Hera Indemnity Ltd shall not be liable for any loss of profits or contracts or any direct, indirect or consequential loss, business interruption or loss of data or programs arising out of or in connection with the use of the information either contained within this Website or from any of its hyper link connections, other than death or personal injury to the extent that this is caused by the negligence of Hera Indemnity Ltd.

Hera Indemnity Ltd may make improvements and/or changes to the content of this information at any time without notice. All services, product and product price specifications contained within Hera Indemnity Ltd. Website are subject to change without notice.

Information provided on the www.heraindemnity.co.uk Website is provided "as is" without any warranty of any kind, either express or implied, including, but not limited to, the implied warranties of merchantability, fitness for a particular purpose, or non-infringement, as such exclusions of implied warranties shall apply pursuant to applicable laws and regulations.

Links to Third Party Sites

Hera Indemnity Ltd cannot and has not reviewed all pages of the Websites linked to this Website and therefore cannot be liable for their content.

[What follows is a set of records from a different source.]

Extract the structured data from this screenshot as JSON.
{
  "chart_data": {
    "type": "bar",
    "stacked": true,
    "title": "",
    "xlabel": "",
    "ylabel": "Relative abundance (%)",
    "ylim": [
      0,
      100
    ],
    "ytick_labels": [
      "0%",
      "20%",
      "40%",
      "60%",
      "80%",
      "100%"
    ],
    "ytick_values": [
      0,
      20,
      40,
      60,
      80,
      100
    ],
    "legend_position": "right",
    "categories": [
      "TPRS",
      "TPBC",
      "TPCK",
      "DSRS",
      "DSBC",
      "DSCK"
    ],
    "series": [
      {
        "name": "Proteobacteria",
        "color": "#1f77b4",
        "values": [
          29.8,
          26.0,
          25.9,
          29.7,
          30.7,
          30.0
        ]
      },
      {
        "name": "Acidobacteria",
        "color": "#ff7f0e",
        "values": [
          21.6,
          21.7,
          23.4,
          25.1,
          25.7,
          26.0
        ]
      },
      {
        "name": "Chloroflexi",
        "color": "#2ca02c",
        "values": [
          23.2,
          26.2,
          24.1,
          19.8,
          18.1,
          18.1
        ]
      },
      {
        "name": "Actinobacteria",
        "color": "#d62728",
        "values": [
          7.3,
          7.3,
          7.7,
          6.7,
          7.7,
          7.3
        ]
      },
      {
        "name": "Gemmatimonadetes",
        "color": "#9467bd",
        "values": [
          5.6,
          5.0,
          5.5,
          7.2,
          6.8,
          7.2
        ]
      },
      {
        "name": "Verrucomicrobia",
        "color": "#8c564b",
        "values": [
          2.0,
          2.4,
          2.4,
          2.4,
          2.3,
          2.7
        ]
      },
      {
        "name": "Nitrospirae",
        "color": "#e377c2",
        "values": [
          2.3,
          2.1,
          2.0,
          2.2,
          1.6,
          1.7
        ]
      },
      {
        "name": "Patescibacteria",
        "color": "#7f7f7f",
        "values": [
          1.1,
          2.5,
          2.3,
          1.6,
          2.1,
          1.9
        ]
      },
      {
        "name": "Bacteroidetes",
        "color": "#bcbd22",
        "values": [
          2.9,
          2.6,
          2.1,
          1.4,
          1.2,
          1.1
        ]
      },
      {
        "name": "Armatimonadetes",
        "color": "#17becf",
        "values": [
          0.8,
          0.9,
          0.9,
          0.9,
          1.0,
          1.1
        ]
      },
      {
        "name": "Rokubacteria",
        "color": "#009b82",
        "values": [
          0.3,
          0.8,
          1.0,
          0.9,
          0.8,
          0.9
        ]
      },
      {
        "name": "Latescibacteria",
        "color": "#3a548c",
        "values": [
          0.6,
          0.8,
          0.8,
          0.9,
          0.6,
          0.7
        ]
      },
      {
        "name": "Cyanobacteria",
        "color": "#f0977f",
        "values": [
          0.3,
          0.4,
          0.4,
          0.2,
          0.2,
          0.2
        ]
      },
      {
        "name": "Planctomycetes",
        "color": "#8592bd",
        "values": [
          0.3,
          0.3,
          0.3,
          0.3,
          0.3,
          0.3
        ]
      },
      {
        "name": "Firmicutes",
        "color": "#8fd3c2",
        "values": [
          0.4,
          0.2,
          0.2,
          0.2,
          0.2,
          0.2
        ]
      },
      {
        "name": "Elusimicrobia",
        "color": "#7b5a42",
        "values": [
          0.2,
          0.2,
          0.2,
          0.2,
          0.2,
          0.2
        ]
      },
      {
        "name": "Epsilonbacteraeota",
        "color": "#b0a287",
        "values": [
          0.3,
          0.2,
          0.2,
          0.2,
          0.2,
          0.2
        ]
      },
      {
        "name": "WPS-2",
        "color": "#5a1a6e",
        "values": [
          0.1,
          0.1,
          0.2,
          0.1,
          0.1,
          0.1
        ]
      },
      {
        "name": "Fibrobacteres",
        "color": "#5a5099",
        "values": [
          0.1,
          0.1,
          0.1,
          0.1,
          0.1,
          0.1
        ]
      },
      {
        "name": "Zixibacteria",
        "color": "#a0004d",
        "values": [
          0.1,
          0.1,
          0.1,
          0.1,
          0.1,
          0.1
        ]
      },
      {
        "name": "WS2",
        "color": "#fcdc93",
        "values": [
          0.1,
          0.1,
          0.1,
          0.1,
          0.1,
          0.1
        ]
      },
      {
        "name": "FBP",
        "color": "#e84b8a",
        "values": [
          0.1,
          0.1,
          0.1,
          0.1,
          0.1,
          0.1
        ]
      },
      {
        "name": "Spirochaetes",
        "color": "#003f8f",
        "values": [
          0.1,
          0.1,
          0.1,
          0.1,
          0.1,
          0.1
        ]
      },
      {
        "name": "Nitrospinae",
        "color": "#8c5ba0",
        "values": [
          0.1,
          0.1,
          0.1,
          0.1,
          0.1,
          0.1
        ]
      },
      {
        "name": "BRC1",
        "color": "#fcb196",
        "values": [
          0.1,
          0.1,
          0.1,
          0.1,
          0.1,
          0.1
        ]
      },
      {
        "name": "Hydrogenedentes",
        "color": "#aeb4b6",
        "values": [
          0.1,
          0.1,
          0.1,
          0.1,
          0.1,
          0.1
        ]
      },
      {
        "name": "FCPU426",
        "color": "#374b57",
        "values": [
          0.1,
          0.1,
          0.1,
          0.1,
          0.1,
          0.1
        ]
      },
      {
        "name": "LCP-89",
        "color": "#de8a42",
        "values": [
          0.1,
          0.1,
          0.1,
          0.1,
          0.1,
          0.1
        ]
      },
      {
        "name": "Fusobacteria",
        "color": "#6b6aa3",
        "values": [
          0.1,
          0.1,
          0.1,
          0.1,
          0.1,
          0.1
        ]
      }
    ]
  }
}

Users link to other Websites at their own risk and use such sites according to the terms and conditions of use of those sites. Hera Indemnity Ltd provides links to you only as a convenience, and the inclusion of any link does not imply endorsement by Hera Indemnity Ltd or the linked Website.

Copyright

No part of this Website may be copied or imitated in whole or in part. No logo, graphic, sound or image from this Website may be copied or re-transmitted unless expressly permitted in writing by Hera Indemnity Ltd. (These prohibitions are without limitation to the legal rights of Hera Indemnity Ltd.)

Trademarks

The trademarks and logos (the Trademarks) used and displayed on this Site are registered and unregistered trademarks of Hera Indemnity Ltd and others. They may not be used in any advertising or other publicity materials in relation to the distribution of any information or materials obtained from this Website without the prior written consent of the Trademark owner. (These prohibitions are without limitation to the legal rights Hera Indemnity Ltd)

Governing Law

Any dispute or claim concerning or arising from this Website shall be determined in accordance with the law of England and Wales, and the courts of England and Wales shall have exclusive jurisdiction in determining such disputes or claims.